研究課題/領域番号 |
23K18189
|
研究機関 | 熊本大学 |
研究代表者 |
杉本 幸彦 熊本大学, 大学院生命科学研究部(薬), 教授 (80243038)
|
研究期間 (年度) |
2023-06-30 – 2025-03-31
|
キーワード | エンドカンナビノイド / オキシトシン / 母性行動 / 不安 / 海馬 / アシル転移酵素 |
研究実績の概要 |
ω6優位な大豆油とω3優位な亜麻仁油をそれぞれ唯一の脂質源とする餌をマウスに与え、大豆群と亜麻仁群で生殖能や育児行動に差が見られるか調べた。その結果、排卵から分娩までの生殖過程に両群間で差は見られなかった。一方、大豆群の産後母マウスは正常に育児行動を示したが、亜麻仁群の産後母マウスは、不安が亢進し、育児を放棄することを発見した。オキシトシン(OT)は母性と愛情を規定するホルモンで、非妊娠メスマウスに外因性に投与することで、育児行動を惹起できる。実際、大豆群メスにOTを投与すると育児行動が誘導されたが、亜麻仁群では本OT作用が減弱していた。内因性カンナビノイド(CB)もまた育児行動を規定することから、脳内2アラキドノイルグリセロール(2AG)量を解析したところ、亜麻仁群の2AG量は海馬でのみ大豆より減少していた。種々の解析結果から、大豆や通常食の多価不飽和脂肪酸(PUFA)摂取条件では、海馬をOTで刺激すると2AG産生が亢進し、これがCB1受容体を介してOT応答を増強することで脱分極を引き起こし、不安抑制と育児行動を促すものと考えられた。亜麻仁群では、ω3脂肪酸がアラキドン酸のリン脂質取込を阻害するため、アラキドン酸含有リン脂質と2AG量がともに減少し、CB1受容体を介したOT応答増強作用が減弱したために、育児放棄と不安亢進に陥るものと考えられた。
|
現在までの達成度 (区分) |
現在までの達成度 (区分)
2: おおむね順調に進展している
理由
海馬におけるエンドカンナビノイド(CB, 2AG)産生に関わる酵素同定のため、種々の実験系を試していたが、電気生理学的な解析に使用する海馬スライス灌流系において、オキシトシン刺激により2AG産生が亢進することを発見した。従って、本実験系において、種々の酵素阻害剤や遺伝子ノックダウンの効果を調べることが可能となり、CB産生に関わる責任酵素同定への道が拓けた。

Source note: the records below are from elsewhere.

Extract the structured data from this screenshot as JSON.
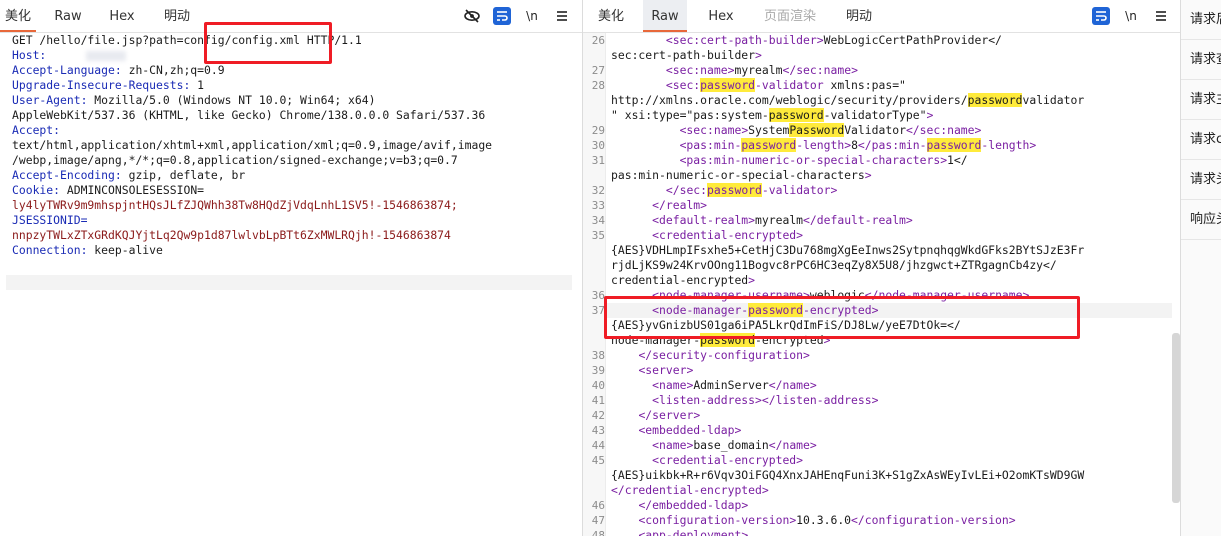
{
  "left": {
    "tabs": [
      "美化",
      "Raw",
      "Hex",
      "明动"
    ],
    "icons": [
      "eye-off-icon",
      "wrap-icon",
      "newline-icon",
      "menu-icon"
    ],
    "newline_label": "\\n",
    "request_lines": [
      {
        "t": "GET /hello/file.jsp?path=config/config.xml HTTP/1.1"
      },
      {
        "k": "Host:",
        "t": ""
      },
      {
        "k": "Accept-Language:",
        "t": " zh-CN,zh;q=0.9"
      },
      {
        "k": "Upgrade-Insecure-Requests:",
        "t": " 1"
      },
      {
        "k": "User-Agent:",
        "t": " Mozilla/5.0 (Windows NT 10.0; Win64; x64)"
      },
      {
        "t": "AppleWebKit/537.36 (KHTML, like Gecko) Chrome/138.0.0.0 Safari/537.36"
      },
      {
        "k": "Accept:",
        "t": ""
      },
      {
        "t": "text/html,application/xhtml+xml,application/xml;q=0.9,image/avif,image"
      },
      {
        "t": "/webp,image/apng,*/*;q=0.8,application/signed-exchange;v=b3;q=0.7"
      },
      {
        "k": "Accept-Encoding:",
        "t": " gzip, deflate, br"
      },
      {
        "k": "Cookie:",
        "t": " ADMINCONSOLESESSION="
      },
      {
        "v": "ly4lyTWRv9m9mhspjntHQsJLfZJQWhh38Tw8HQdZjVdqLnhL1SV5!-1546863874;"
      },
      {
        "k": "JSESSIONID=",
        "t": ""
      },
      {
        "v": "nnpzyTWLxZTxGRdKQJYjtLq2Qw9p1d87lwlvbLpBTt6ZxMWLRQjh!-1546863874"
      },
      {
        "k": "Connection:",
        "t": " keep-alive"
      }
    ]
  },
  "right": {
    "tabs": [
      "美化",
      "Raw",
      "Hex",
      "页面渲染",
      "明动"
    ],
    "icons": [
      "wrap-icon",
      "newline-icon",
      "menu-icon"
    ],
    "newline_label": "\\n",
    "lines": [
      {
        "n": "26",
        "text": "        <sec:cert-path-builder>WebLogicCertPathProvider</"
      },
      {
        "n": "",
        "text": "sec:cert-path-builder>"
      },
      {
        "n": "27",
        "text": "        <sec:name>myrealm</sec:name>"
      },
      {
        "n": "28",
        "text": "        <sec:password-validator xmlns:pas=\""
      },
      {
        "n": "",
        "text": "http://xmlns.oracle.com/weblogic/security/providers/passwordvalidator"
      },
      {
        "n": "",
        "text": "\" xsi:type=\"pas:system-password-validatorType\">"
      },
      {
        "n": "29",
        "text": "          <sec:name>SystemPasswordValidator</sec:name>"
      },
      {
        "n": "30",
        "text": "          <pas:min-password-length>8</pas:min-password-length>"
      },
      {
        "n": "31",
        "text": "          <pas:min-numeric-or-special-characters>1</"
      },
      {
        "n": "",
        "text": "pas:min-numeric-or-special-characters>"
      },
      {
        "n": "32",
        "text": "        </sec:password-validator>"
      },
      {
        "n": "33",
        "text": "      </realm>"
      },
      {
        "n": "34",
        "text": "      <default-realm>myrealm</default-realm>"
      },
      {
        "n": "35",
        "text": "      <credential-encrypted>"
      },
      {
        "n": "",
        "text": "{AES}VDHLmpIFsxhe5+CetHjC3Du768mgXgEeInws2SytpnqhqgWkdGFks2BYtSJzE3Fr"
      },
      {
        "n": "",
        "text": "rjdLjKS9w24KrvOOng11Bogvc8rPC6HC3eqZy8X5U8/jhzgwct+ZTRgagnCb4zy</"
      },
      {
        "n": "",
        "text": "credential-encrypted>"
      },
      {
        "n": "36",
        "text": "      <node-manager-username>weblogic</node-manager-username>"
      },
      {
        "n": "37",
        "text": "      <node-manager-password-encrypted>"
      },
      {
        "n": "",
        "text": "{AES}yvGnizbUS01ga6iPA5LkrQdImFiS/DJ8Lw/yeE7DtOk=</"
      },
      {
        "n": "",
        "text": "node-manager-password-encrypted>"
      },
      {
        "n": "38",
        "text": "    </security-configuration>"
      },
      {
        "n": "39",
        "text": "    <server>"
      },
      {
        "n": "40",
        "text": "      <name>AdminServer</name>"
      },
      {
        "n": "41",
        "text": "      <listen-address></listen-address>"
      },
      {
        "n": "42",
        "text": "    </server>"
      },
      {
        "n": "43",
        "text": "    <embedded-ldap>"
      },
      {
        "n": "44",
        "text": "      <name>base_domain</name>"
      },
      {
        "n": "45",
        "text": "      <credential-encrypted>"
      },
      {
        "n": "",
        "text": "{AES}uikbk+R+r6Vqv3OiFGQ4XnxJAHEnqFuni3K+S1gZxAsWEyIvLEi+O2omKTsWD9GW"
      },
      {
        "n": "",
        "text": "</credential-encrypted>"
      },
      {
        "n": "46",
        "text": "    </embedded-ldap>"
      },
      {
        "n": "47",
        "text": "    <configuration-version>10.3.6.0</configuration-version>"
      },
      {
        "n": "48",
        "text": "    <app-deployment>"
      }
    ]
  },
  "side": {
    "items": [
      "请求后",
      "请求查",
      "请求主",
      "请求c",
      "请求头",
      "响应头"
    ]
  },
  "colors": {
    "accent": "#e8683a",
    "tag": "#7a1fa2",
    "header_key": "#1a2bb5",
    "cookie_value": "#8b1a1a",
    "highlight": "#ffeb3b",
    "annotation": "#ef1c25"
  }
}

さらに東大院薬・青木研の可野先生と共同で、MSイメージングの手法を用いてアシル転移酵素の活性を測定系を確立中であり、本酵素によるアラキドン酸のリン脂質への転移がω3脂肪酸EPAで阻害されるかを調べたいと考える。
|
今後の研究の推進方策 |
代表者は、上述の方法により、産後母の育児と不安を司る海馬での2AG合成に関わる責任酵素(PC特異的なホスホリパーゼC)を解明し、その活性を特異的に賦活化すれば育児放棄や産後鬱の予防・治療に有効な標的となると考えた。さらに、ω3脂肪酸優位がアラキドン酸含有リン脂質の低下を引き起こすことから、海馬でω6脂肪酸をリン脂質に導入し、ω3脂肪酸で阻害される責任アシル転移酵素を同定し、ω3脂肪酸が毒性を発揮する機構を解明すれば、善玉作用を企図したω3脂肪酸製剤の安全性と有効性を確保できる。さらに上記で同定した酵素群、あるいは2AG分解に関わるモノアシルグリセロールリパーゼ(MAGL)のヒトSNPsを調べ、酵素活性や発現量と相関するSNPsを同定し、ヒトでも2AGレベルの低下が育児放棄や産後鬱の原因となりうる可能性を探りたい。
|
次年度使用額が生じた理由 |
人件費が当初の見積額よりも下回ったため。